In 1882, near the end of her life, Emily Dickinson wrote a poem beginning with the striking words: "Of Death I try to think like this - "

Of Death I try to think like this -
The Well in which they lay us
Is but the likeness of the Brook
That menaced not to slay us,
But to invite by that Dismay
Which is the Zest of sweetness
To the same Flower Hesperian,
Decoying but to greet us -
I do remember when a Child
With bolder Playmates straying
To where a Brook that seemed a Sea
Withheld us by its roaring
From just a Purple Flower beyond
Until constrained to clutch it
If Doom itself were the result,
The boldest leaped, and clutched it -


The persona in this poem is a thinker whose thoughts first evolve purposefully through several rhetorical figures but then seem to stray -- perhaps they follow a hidden logic -- to a vivid memory of a childhood moment, a specifically communal moment when a playmate confronted [End Page 1] "Doom itself" by leaping over a brook for a flower. At a distance of some forty years, biographically speaking, the bold actions of that child are still powerful enough to govern an attempt to "think of death" as death draws near and presents itself.

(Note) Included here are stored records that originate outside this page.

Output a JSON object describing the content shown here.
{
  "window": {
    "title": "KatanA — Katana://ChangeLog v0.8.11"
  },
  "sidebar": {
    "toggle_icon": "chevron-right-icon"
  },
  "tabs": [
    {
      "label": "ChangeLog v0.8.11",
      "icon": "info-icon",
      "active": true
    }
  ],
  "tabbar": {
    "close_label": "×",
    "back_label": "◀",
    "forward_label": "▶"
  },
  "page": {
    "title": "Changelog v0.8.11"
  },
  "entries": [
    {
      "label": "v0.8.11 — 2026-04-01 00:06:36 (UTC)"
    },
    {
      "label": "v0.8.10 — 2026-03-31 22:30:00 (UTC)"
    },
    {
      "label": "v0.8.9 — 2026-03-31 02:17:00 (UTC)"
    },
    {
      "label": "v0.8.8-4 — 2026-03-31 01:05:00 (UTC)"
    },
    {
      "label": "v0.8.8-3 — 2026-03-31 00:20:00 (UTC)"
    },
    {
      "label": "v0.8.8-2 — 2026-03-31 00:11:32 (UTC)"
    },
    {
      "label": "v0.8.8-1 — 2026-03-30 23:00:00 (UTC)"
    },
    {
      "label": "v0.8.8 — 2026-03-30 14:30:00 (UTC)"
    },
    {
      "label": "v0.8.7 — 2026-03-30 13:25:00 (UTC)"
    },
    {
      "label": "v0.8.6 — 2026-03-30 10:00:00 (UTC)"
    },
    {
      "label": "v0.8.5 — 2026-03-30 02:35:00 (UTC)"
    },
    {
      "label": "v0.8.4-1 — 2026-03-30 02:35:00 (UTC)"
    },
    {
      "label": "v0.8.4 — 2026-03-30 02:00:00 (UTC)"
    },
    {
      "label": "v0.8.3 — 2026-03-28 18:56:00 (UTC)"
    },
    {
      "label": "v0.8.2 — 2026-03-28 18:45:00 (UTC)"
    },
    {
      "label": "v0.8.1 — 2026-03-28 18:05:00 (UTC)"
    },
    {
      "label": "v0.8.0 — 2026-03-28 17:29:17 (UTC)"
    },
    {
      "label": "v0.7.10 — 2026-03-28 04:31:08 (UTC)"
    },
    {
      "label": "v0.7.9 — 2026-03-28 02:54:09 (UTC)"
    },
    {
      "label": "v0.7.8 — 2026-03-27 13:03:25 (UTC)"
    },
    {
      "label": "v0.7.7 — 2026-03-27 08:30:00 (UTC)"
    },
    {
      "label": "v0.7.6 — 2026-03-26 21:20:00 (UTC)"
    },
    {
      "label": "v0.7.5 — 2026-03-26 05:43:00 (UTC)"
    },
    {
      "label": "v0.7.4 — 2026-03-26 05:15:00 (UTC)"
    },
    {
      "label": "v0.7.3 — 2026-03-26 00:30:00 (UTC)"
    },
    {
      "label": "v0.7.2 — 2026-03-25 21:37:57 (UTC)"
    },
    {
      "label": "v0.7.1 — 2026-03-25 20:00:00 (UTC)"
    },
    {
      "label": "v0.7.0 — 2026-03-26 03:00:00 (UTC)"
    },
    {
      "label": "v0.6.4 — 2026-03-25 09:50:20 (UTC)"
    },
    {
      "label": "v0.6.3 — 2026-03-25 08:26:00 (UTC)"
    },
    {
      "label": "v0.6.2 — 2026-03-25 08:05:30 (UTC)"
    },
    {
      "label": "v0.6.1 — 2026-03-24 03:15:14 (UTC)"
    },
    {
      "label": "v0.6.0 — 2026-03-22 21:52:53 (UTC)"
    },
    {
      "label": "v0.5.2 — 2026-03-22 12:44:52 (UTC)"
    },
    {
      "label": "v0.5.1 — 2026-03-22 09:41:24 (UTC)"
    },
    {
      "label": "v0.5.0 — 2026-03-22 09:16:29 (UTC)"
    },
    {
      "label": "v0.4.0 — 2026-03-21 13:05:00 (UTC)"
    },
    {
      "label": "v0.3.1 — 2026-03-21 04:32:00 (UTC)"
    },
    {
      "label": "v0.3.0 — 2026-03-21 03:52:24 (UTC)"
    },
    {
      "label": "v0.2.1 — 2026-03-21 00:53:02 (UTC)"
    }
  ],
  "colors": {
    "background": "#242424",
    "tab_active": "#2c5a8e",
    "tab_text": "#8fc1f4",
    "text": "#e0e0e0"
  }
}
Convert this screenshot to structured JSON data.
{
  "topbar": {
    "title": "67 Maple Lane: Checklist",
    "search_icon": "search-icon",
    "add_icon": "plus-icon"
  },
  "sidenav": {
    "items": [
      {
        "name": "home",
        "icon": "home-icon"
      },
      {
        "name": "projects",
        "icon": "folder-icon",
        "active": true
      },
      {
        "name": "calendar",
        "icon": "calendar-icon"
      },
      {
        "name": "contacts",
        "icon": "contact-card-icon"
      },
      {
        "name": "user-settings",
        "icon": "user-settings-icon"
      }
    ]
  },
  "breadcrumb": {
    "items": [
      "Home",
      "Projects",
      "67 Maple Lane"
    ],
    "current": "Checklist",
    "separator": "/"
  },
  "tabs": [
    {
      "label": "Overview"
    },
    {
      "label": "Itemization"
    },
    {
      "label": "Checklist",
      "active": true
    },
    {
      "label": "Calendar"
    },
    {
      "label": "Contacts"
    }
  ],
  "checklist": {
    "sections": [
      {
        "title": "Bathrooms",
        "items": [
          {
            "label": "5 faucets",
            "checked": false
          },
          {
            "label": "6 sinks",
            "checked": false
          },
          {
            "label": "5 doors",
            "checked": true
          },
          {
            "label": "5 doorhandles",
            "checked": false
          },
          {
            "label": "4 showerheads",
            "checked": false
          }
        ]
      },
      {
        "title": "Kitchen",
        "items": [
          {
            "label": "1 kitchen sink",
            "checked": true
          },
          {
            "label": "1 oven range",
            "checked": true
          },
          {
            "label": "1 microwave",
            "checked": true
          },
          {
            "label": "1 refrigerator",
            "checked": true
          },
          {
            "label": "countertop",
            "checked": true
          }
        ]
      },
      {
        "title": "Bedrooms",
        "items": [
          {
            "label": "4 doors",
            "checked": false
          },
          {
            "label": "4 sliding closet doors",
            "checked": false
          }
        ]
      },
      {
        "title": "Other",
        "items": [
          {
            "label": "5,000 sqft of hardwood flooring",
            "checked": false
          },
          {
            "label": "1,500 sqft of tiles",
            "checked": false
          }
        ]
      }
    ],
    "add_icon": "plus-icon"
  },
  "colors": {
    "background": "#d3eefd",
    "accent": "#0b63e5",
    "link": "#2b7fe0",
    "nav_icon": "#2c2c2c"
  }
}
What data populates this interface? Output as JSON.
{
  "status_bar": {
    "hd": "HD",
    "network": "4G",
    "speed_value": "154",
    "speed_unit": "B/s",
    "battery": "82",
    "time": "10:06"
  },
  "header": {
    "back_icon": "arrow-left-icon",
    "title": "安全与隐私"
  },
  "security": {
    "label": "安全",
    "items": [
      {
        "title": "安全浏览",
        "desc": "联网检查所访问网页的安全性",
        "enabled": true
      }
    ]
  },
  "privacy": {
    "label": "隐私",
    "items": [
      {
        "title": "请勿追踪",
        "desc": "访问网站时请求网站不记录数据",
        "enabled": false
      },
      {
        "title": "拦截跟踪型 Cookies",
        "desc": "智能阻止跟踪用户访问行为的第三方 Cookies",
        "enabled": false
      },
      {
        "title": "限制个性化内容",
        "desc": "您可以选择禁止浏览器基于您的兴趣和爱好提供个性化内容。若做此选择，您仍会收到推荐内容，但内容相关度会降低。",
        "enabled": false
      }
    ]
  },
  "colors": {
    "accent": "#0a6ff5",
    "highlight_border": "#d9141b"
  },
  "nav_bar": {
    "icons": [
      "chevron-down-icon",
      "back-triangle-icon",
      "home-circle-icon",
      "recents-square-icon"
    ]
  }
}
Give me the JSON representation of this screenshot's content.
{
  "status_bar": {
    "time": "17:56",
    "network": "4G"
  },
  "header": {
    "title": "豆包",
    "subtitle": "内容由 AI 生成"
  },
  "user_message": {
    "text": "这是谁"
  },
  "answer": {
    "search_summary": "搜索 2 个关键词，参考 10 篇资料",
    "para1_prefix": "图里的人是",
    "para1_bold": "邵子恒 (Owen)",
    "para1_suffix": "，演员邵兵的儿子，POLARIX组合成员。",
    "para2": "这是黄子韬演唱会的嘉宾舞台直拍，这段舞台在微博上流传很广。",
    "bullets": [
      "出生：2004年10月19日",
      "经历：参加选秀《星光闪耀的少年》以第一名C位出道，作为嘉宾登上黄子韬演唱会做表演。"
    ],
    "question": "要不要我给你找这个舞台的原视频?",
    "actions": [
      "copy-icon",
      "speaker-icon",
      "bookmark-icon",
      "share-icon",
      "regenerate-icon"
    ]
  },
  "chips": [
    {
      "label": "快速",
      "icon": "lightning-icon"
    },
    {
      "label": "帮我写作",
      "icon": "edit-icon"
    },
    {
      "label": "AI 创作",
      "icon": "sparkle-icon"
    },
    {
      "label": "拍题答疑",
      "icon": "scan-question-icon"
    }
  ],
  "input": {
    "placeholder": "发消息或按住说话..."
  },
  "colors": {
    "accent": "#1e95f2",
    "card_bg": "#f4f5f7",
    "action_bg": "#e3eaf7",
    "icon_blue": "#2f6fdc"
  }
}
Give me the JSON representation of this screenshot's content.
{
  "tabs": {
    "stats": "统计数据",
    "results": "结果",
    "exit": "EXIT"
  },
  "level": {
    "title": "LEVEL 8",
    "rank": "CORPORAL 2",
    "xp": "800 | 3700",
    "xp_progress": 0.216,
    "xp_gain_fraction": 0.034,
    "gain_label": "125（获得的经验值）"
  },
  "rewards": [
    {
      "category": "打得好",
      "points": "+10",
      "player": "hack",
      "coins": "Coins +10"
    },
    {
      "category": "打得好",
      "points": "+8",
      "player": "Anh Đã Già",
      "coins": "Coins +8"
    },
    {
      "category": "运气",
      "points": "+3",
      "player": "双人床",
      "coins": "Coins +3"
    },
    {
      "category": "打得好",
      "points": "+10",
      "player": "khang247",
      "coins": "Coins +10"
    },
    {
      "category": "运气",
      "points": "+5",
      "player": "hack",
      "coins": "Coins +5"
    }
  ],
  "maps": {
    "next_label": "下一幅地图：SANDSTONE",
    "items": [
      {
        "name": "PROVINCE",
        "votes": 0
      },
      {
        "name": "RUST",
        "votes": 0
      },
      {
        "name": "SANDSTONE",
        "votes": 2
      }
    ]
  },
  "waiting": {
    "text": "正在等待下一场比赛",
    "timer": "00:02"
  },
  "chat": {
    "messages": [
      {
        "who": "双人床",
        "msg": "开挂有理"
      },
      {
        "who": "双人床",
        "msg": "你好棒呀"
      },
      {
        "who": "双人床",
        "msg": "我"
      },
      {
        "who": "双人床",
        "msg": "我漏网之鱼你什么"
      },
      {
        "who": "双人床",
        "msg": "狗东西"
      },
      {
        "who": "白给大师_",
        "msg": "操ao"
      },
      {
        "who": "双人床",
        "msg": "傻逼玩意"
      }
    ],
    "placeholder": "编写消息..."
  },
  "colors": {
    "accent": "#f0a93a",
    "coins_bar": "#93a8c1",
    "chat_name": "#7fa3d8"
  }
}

Of death I try to think like this. Typically, Dickinson's use of the present tense is difficult, both an indication of recurrence -- "of death I always try to think like this, this is my general approach to death, my most advanced thinking on the subject" -- and an expression of immediacy: "of death I'm trying, now, to think like this."1 Since Dickinson conspicuously neglects authoritative cultural sources, preferring to let a single, personal childhood experience elucidate her thought, the first line may also be read as a humble, self-effacing preface: "here, er, is my opinion of death." In any case, this poem is another of Dickinson's efforts to think the limit of being, this time without developing the perspectival fiction of having experienced it. The try is daring and uncertain, a try of both thought and poetry which is ultimately figured in the way the child separates from the group and tries for the flower.

For at least three reasons, it is hard to see everything that is involved in this try:

1) For many readers, the main achievement of the poem will be the way it mitigates the fear of death through the power of thought. Recall Socrates's argument: "the state of death is one of two things: either the dead man wholly ceases to be and loses all consciousness or, as we are told, it is a change and a migration of the soul to another place" (Plato 47). In either case, according to Socrates, death is nothing for a logical mind to fear. Dickinson, however, relies less than Socrates on the resources of pure rationality and instead turns the process of thinking of death into an example and an analysis of a sublime moment. Indeed this deceptively simple reminiscence poem cannot be said to offer a meaning. Rather it invites us to initiate our own thought-experiment and to follow the path of figural transformations of the presentation of death. Of course all "thinking of death" threatens to veer into commonplaces, received wisdom, and sentimentality, but this poem's "try" is unorthodox in a very controlled way: as is also true of the philosophical and literary traditions of the sublime, its emphasis is not on the success or failure of reasoning but on the extreme effort of thought. Significantly, thought takes place in this poem not as a principled reach for apodictic certitude but as the imposition of a figure, the making of a detailed analogy, or the selection of an interpretation: thinking "like this" rather than "like that." The poem represents neither the analytic process of eliminating every illusory understanding of death in the interest of finding the right one nor the creative attempt...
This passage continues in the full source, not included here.